We next evaluated spatial errors to determine participants’ proficiency in intercepting the target, and to determine whether there were any patterns in the participants’ reaches. For this and all following analyses, we included both trials with no errors and out-of-box errors. To assess spatial errors, we generated average 95% CI ellipses centered on the average x,y locations of the interception locations for each condition as shown in
Figure 5a. Visual inspection of this figure suggests several notable features. First, the constant errors indicate the endpoints were similar across conditions along the horizontal (x) axis, always to the right of the ball, consistent with the left-right direction of the ball's motion.
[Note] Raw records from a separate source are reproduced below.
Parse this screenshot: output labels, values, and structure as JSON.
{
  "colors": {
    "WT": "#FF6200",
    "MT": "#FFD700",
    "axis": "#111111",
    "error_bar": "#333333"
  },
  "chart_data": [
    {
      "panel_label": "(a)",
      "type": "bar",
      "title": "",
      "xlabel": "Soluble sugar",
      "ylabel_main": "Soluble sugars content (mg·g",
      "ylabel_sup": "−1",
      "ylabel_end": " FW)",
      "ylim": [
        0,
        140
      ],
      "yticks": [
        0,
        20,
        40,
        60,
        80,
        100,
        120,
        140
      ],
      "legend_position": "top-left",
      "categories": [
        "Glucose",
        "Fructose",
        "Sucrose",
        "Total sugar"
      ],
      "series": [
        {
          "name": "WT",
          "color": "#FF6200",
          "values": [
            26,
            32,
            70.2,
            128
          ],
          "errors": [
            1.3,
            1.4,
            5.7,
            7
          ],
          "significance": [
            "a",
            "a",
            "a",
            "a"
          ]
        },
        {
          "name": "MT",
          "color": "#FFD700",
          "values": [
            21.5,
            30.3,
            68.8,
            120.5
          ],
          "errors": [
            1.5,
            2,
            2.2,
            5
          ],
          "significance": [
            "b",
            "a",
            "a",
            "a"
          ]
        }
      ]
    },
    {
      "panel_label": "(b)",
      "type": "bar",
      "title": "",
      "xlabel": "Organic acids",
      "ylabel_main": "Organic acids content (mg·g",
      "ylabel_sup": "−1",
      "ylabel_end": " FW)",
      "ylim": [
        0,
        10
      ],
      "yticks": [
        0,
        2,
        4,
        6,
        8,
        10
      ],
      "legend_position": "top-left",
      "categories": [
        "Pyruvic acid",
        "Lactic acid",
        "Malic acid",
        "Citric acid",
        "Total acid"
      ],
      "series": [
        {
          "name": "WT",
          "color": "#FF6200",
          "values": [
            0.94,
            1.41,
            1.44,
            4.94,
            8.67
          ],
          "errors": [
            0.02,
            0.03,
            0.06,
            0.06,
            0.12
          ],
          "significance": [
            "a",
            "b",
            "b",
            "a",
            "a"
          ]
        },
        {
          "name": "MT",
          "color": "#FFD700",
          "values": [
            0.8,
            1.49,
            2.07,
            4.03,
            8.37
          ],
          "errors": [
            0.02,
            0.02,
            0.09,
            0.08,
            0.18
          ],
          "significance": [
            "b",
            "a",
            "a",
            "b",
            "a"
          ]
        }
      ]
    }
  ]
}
However, constant errors differed between conditions along the vertical (y) axis, with lower positions for the upright conditions than the inverted conditions. Participants may be accustomed to aiming below a ball to intercept it in everyday life; given that the upright parabola condition is more natural than the upright tent, the effect of anticipating the ball's future location is more pronounced in this condition. Second, the pattern of variable errors indicated differences in the elongation and orientation of the error ellipses. Upright conditions showed trial endpoints scattered along the approximate orientation of the final trajectory. Presumably, in the upright conditions, participants were more attuned to the axis of the ball's final trajectory, especially when the trajectory was parabolic. During inverted conditions, error patterns were less elongated suggesting less influence of systematic errors. All of these effects were supported by statistical testing as follows.
A three-factor ANOVA on the data for the average x location of interception identified no significant main effects or interactions; however, the average position across conditions was significantly to the right of the ball's location (one-tailed
t test comparing x values vs. 0,
t23 = 5.77,
p < 0.001,
d = 1.18). A three-factor ANOVA on the data for the average y location of interception (
Figure 5b) identified a three-way interaction between
Orientation,
Shape, and
Visual Field,
F(1, 23) = 14.03,
p = 0.001,
η2p = 0.38, along with an interaction between
Orientation and
Shape,
F(1, 23) = 19.51,
p < 0.001,
η2p = 0.46, an interaction between
Orientation and
Visual Field,
F(1, 23) = 30.85,
p < 0.001,
η2p = 0.57), and a main effect of
Orientation (
F1,23 = 29.15,
p < 0.001,
η2p = 0.56). Inspection of the three-way interaction revealed that the modulation by
Visual Field did not qualitatively alter the interpretation of the interaction between
Orientation and
Shape (
Supplementary Figure S2a). The interaction supports the observation that average reach locations were lower for upright than inverted conditions, although the difference was modulated by
Shape. The two-way interaction between
Orientation and
Visual Field is depicted in
Supplementary Figure S2b for completeness.
Statistical testing of variable-error ellipse properties supported the observations from
Figure 5a. A three-factor ANOVA on the data for the length of the major axis (
Figure 5c) identified a main effect of
Orientation, with longer ellipses for upright than inverted conditions,
F(1, 23) = 8.68,
p = 0.007,
η2p = 0.27, and a main effect of
Shape with longer ellipses for parabola than tent
F(1, 23) = 99.89,
p < 0.001,
η2p = 0.81, but no interactions. Thus, for the more natural conditions, upright and parabolic trajectories, participants likely benefitted from stronger expectations about the ball's trajectory. A three-factor ANOVA on the data for the anisotropy of the ellipses (i.e., whether they are more elongated or circular;
Figure 5d) identified a main effect of
Orientation,
F(1, 23) = 15.47,
p < 0.001,
η2p = 0.40, with higher anisotropy for upright conditions and a main effect of
Shape,
F(1, 23) = 64.03,
p < 0.001,
η2p = 0.74, with higher anisotropy for parabola conditions. The most natural orientation, the upright parabola, yielded the highest anisotropy, providing statistical support for the observations from
Figure 5a regarding the major axis.
A two-factor ANOVA (using the Harrison-Kanji test for circular statistics; factors of
Orientation and
Shape) on the angle of the ellipse identified an interaction between
Orientation and
Shape (
F = 7.45,
p = 0.007), along with a main effect of
Orientation (
F = 13.52,
p < 0.001) and a main effect of
Shape (
F = 22.76,
p < 0.001). These results provide statistical support for the visual observations from
Figure 5a that endpoints for the upright condition were scattered along the direction of the ball's trajectory, while during inverted conditions they were scattered in the direction of the ball's trajectory for parabola but not tent trials.